Two men and a woman sat at the bar, backs to the photo gallery, empty stools equidistant between them. The men wore hoodies, jeans, and running shoes. Both had logged enough miles to have shagged at the tavern in its Myrtle Beach days. Both were drinking beer.

The woman wore black stretch pants and a pink tee that warned, STOP LOOKING AT MY BOOBS. With her fried gray hair and sagging face she looked old enough to have mothered the men. Her glass held something the color of tea, probably bourbon.

Though the bartender matched Slidell in poundage, his weight was distributed along more orthodox lines. And much more compactly. Maybe five ten on tiptoes, he had rheumy blue eyes and a shaved skull. Tattooed on his forearm was some sort of bird.

Having memorized the layout, Slidell crossed to the bar.

“How’s it going?”

Rheumy eyes continued drying his hands on a rag.

Slidell made a show of looking around. “I see business is booming.”

“What’ll you have?”

Slidell shifted his toothpick. “Little more hospitality?”

“You’re a cop.”

“You’re a genius.”

The three laborers went quiet. The beer drinkers shifted on their stools.

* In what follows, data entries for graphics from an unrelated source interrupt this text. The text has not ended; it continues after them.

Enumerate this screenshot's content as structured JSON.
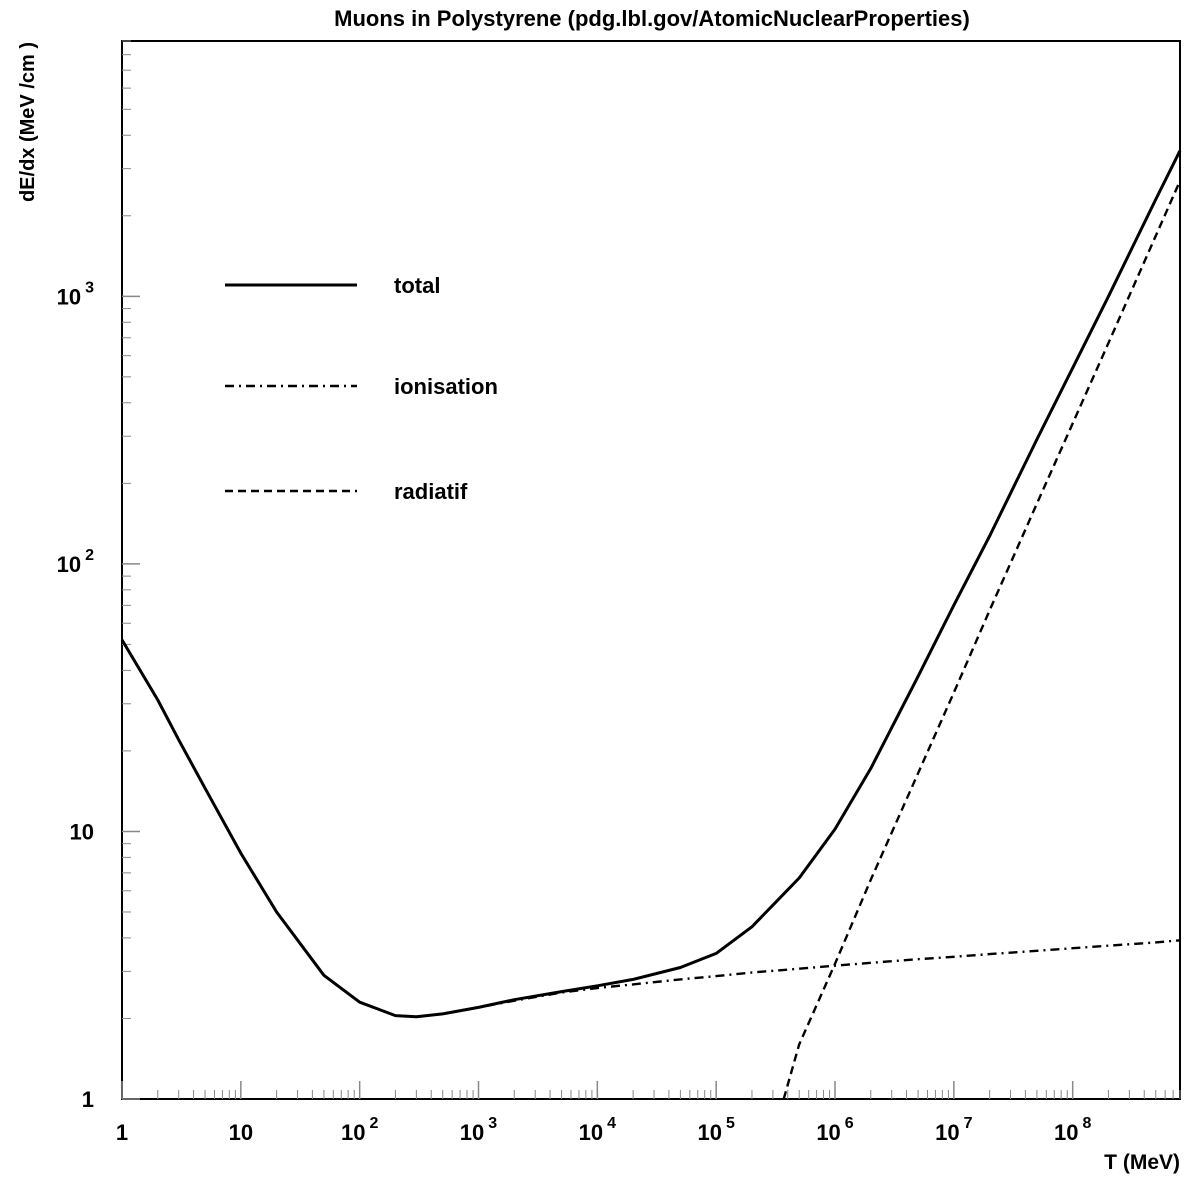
{
  "chart_data": {
    "type": "line",
    "title": "Muons in Polystyrene (pdg.lbl.gov/AtomicNuclearProperties)",
    "xlabel": "T (MeV)",
    "ylabel": "dE/dx (MeV /cm )",
    "xscale": "log",
    "yscale": "log",
    "xlim": [
      1,
      800000000
    ],
    "ylim": [
      1,
      9000
    ],
    "grid": false,
    "legend_position": "upper-left",
    "x_ticks": [
      {
        "base": "1",
        "exp": ""
      },
      {
        "base": "10",
        "exp": ""
      },
      {
        "base": "10",
        "exp": "2"
      },
      {
        "base": "10",
        "exp": "3"
      },
      {
        "base": "10",
        "exp": "4"
      },
      {
        "base": "10",
        "exp": "5"
      },
      {
        "base": "10",
        "exp": "6"
      },
      {
        "base": "10",
        "exp": "7"
      },
      {
        "base": "10",
        "exp": "8"
      }
    ],
    "y_ticks": [
      {
        "base": "1",
        "exp": ""
      },
      {
        "base": "10",
        "exp": ""
      },
      {
        "base": "10",
        "exp": "2"
      },
      {
        "base": "10",
        "exp": "3"
      }
    ],
    "series": [
      {
        "name": "total",
        "style": "solid",
        "x": [
          1,
          2,
          3,
          5,
          10,
          20,
          50,
          100,
          200,
          300,
          500,
          1000,
          2000,
          5000,
          10000,
          20000,
          50000,
          100000,
          200000,
          500000,
          1000000,
          2000000,
          5000000,
          10000000,
          20000000,
          50000000,
          100000000,
          200000000,
          500000000,
          800000000
        ],
        "y": [
          52,
          31,
          22,
          14.5,
          8.3,
          5.0,
          2.9,
          2.3,
          2.05,
          2.03,
          2.08,
          2.2,
          2.35,
          2.52,
          2.65,
          2.8,
          3.1,
          3.5,
          4.4,
          6.7,
          10.2,
          17.2,
          38,
          70,
          127,
          292,
          540,
          1000,
          2300,
          3500
        ]
      },
      {
        "name": "ionisation",
        "style": "dash-dot",
        "x": [
          1,
          2,
          3,
          5,
          10,
          20,
          50,
          100,
          200,
          300,
          500,
          1000,
          2000,
          5000,
          10000,
          20000,
          50000,
          100000,
          200000,
          500000,
          1000000,
          2000000,
          5000000,
          10000000,
          20000000,
          50000000,
          100000000,
          200000000,
          500000000,
          800000000
        ],
        "y": [
          52,
          31,
          22,
          14.5,
          8.3,
          5.0,
          2.9,
          2.3,
          2.05,
          2.03,
          2.08,
          2.2,
          2.33,
          2.5,
          2.6,
          2.68,
          2.8,
          2.88,
          2.97,
          3.07,
          3.15,
          3.23,
          3.33,
          3.4,
          3.48,
          3.58,
          3.66,
          3.74,
          3.85,
          3.92
        ]
      },
      {
        "name": "radiatif",
        "style": "dashed",
        "x": [
          370000,
          500000,
          1000000,
          2000000,
          5000000,
          10000000,
          20000000,
          50000000,
          100000000,
          200000000,
          500000000,
          800000000
        ],
        "y": [
          1,
          1.6,
          3.2,
          6.6,
          16.5,
          33,
          67,
          168,
          335,
          670,
          1680,
          2700
        ]
      }
    ]
  }
}
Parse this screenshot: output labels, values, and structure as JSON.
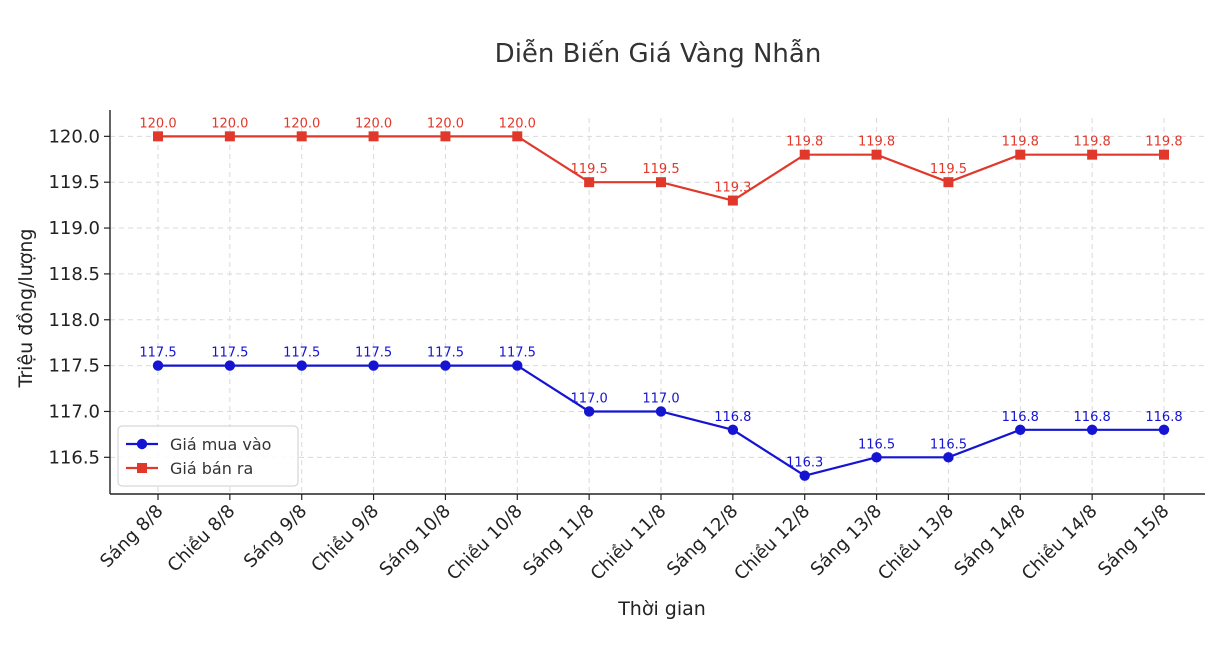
{
  "chart_data": {
    "type": "line",
    "title": "Diễn Biến Giá Vàng Nhẫn",
    "xlabel": "Thời gian",
    "ylabel": "Triệu đồng/lượng",
    "categories": [
      "Sáng 8/8",
      "Chiều 8/8",
      "Sáng 9/8",
      "Chiều 9/8",
      "Sáng 10/8",
      "Chiều 10/8",
      "Sáng 11/8",
      "Chiều 11/8",
      "Sáng 12/8",
      "Chiều 12/8",
      "Sáng 13/8",
      "Chiều 13/8",
      "Sáng 14/8",
      "Chiều 14/8",
      "Sáng 15/8"
    ],
    "ylim": [
      116.1,
      120.2
    ],
    "yticks": [
      "116.5",
      "117.0",
      "117.5",
      "118.0",
      "118.5",
      "119.0",
      "119.5",
      "120.0"
    ],
    "grid": true,
    "legend_position": "lower-left",
    "series": [
      {
        "name": "Giá mua vào",
        "color": "#1414d2",
        "marker": "circle",
        "values": [
          117.5,
          117.5,
          117.5,
          117.5,
          117.5,
          117.5,
          117.0,
          117.0,
          116.8,
          116.3,
          116.5,
          116.5,
          116.8,
          116.8,
          116.8
        ],
        "labels": [
          "117.5",
          "117.5",
          "117.5",
          "117.5",
          "117.5",
          "117.5",
          "117.0",
          "117.0",
          "116.8",
          "116.3",
          "116.5",
          "116.5",
          "116.8",
          "116.8",
          "116.8"
        ]
      },
      {
        "name": "Giá bán ra",
        "color": "#e0392b",
        "marker": "square",
        "values": [
          120.0,
          120.0,
          120.0,
          120.0,
          120.0,
          120.0,
          119.5,
          119.5,
          119.3,
          119.8,
          119.8,
          119.5,
          119.8,
          119.8,
          119.8
        ],
        "labels": [
          "120.0",
          "120.0",
          "120.0",
          "120.0",
          "120.0",
          "120.0",
          "119.5",
          "119.5",
          "119.3",
          "119.8",
          "119.8",
          "119.5",
          "119.8",
          "119.8",
          "119.8"
        ]
      }
    ]
  }
}
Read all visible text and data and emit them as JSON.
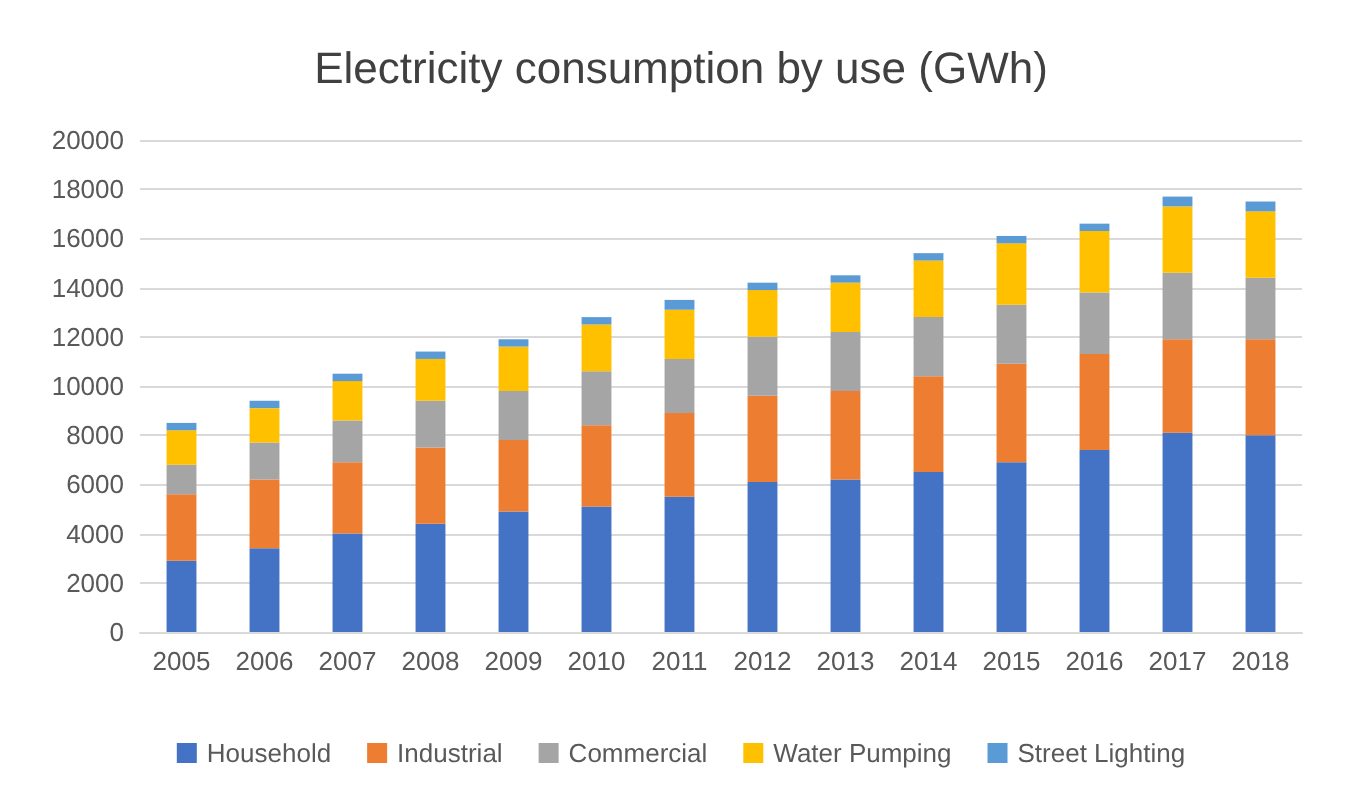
{
  "chart_data": {
    "type": "bar",
    "title": "Electricity consumption by use (GWh)",
    "stacked": true,
    "categories": [
      "2005",
      "2006",
      "2007",
      "2008",
      "2009",
      "2010",
      "2011",
      "2012",
      "2013",
      "2014",
      "2015",
      "2016",
      "2017",
      "2018"
    ],
    "series": [
      {
        "name": "Household",
        "color": "#4472c4",
        "values": [
          2900,
          3400,
          4000,
          4400,
          4900,
          5100,
          5500,
          6100,
          6200,
          6500,
          6900,
          7400,
          8100,
          8000
        ]
      },
      {
        "name": "Industrial",
        "color": "#ed7d31",
        "values": [
          2700,
          2800,
          2900,
          3100,
          2900,
          3300,
          3400,
          3500,
          3600,
          3900,
          4000,
          3900,
          3800,
          3900
        ]
      },
      {
        "name": "Commercial",
        "color": "#a5a5a5",
        "values": [
          1200,
          1500,
          1700,
          1900,
          2000,
          2200,
          2200,
          2400,
          2400,
          2400,
          2400,
          2500,
          2700,
          2500
        ]
      },
      {
        "name": "Water Pumping",
        "color": "#ffc000",
        "values": [
          1400,
          1400,
          1600,
          1700,
          1800,
          1900,
          2000,
          1900,
          2000,
          2300,
          2500,
          2500,
          2700,
          2700
        ]
      },
      {
        "name": "Street Lighting",
        "color": "#5b9bd5",
        "values": [
          300,
          300,
          300,
          300,
          300,
          300,
          400,
          300,
          300,
          300,
          300,
          300,
          400,
          400
        ]
      }
    ],
    "ylim": [
      0,
      20000
    ],
    "yticks": [
      0,
      2000,
      4000,
      6000,
      8000,
      10000,
      12000,
      14000,
      16000,
      18000,
      20000
    ],
    "grid": "y",
    "legend": "bottom"
  }
}
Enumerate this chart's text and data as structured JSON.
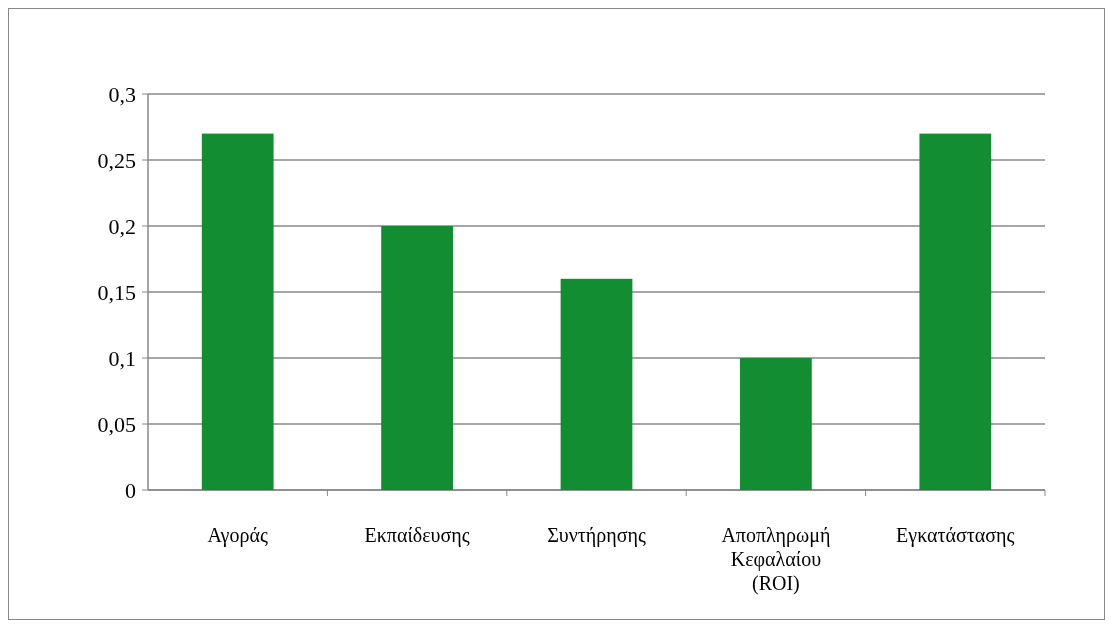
{
  "chart_data": {
    "type": "bar",
    "categories": [
      "Αγοράς",
      "Εκπαίδευσης",
      "Συντήρησης",
      "Αποπληρωμή Κεφαλαίου (ROI)",
      "Εγκατάστασης"
    ],
    "values": [
      0.27,
      0.2,
      0.16,
      0.1,
      0.27
    ],
    "color": "#138d31",
    "ylim": [
      0,
      0.3
    ],
    "yticks": [
      {
        "value": 0,
        "label": "0"
      },
      {
        "value": 0.05,
        "label": "0,05"
      },
      {
        "value": 0.1,
        "label": "0,1"
      },
      {
        "value": 0.15,
        "label": "0,15"
      },
      {
        "value": 0.2,
        "label": "0,2"
      },
      {
        "value": 0.25,
        "label": "0,25"
      },
      {
        "value": 0.3,
        "label": "0,3"
      }
    ],
    "grid": "y"
  }
}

Boob woman eavesdropped unapologetically.

“License is in order.” Rheumy eyes hooked a thumb at the wall behind him.

Slidell placed both palms on the bar, spread his feet, and loomed.

“How ’bout we start with a name?”

“How ’bout we start with some ID.”

Slidell badged him.

Rheumy eyes slid a glance at the shield and looked up at Slidell.

“Name? Or am I starting out with questions too high up the grid?”

“Sam.”

Slidell raised both brows in a go-on expression.

“Sam Poland.”

“How long you been working here, Sam?”

“What’s this about?”

“Whadja do, Sam? Jump some girl’s bones?” Boob woman guffawed at her own wit, then knocked back a slug of her drink.

“Zip it, Linda.” Poland gestured Slidell down the bar, closer to where I’d paused. “Who’s the chick?” Nodding at me.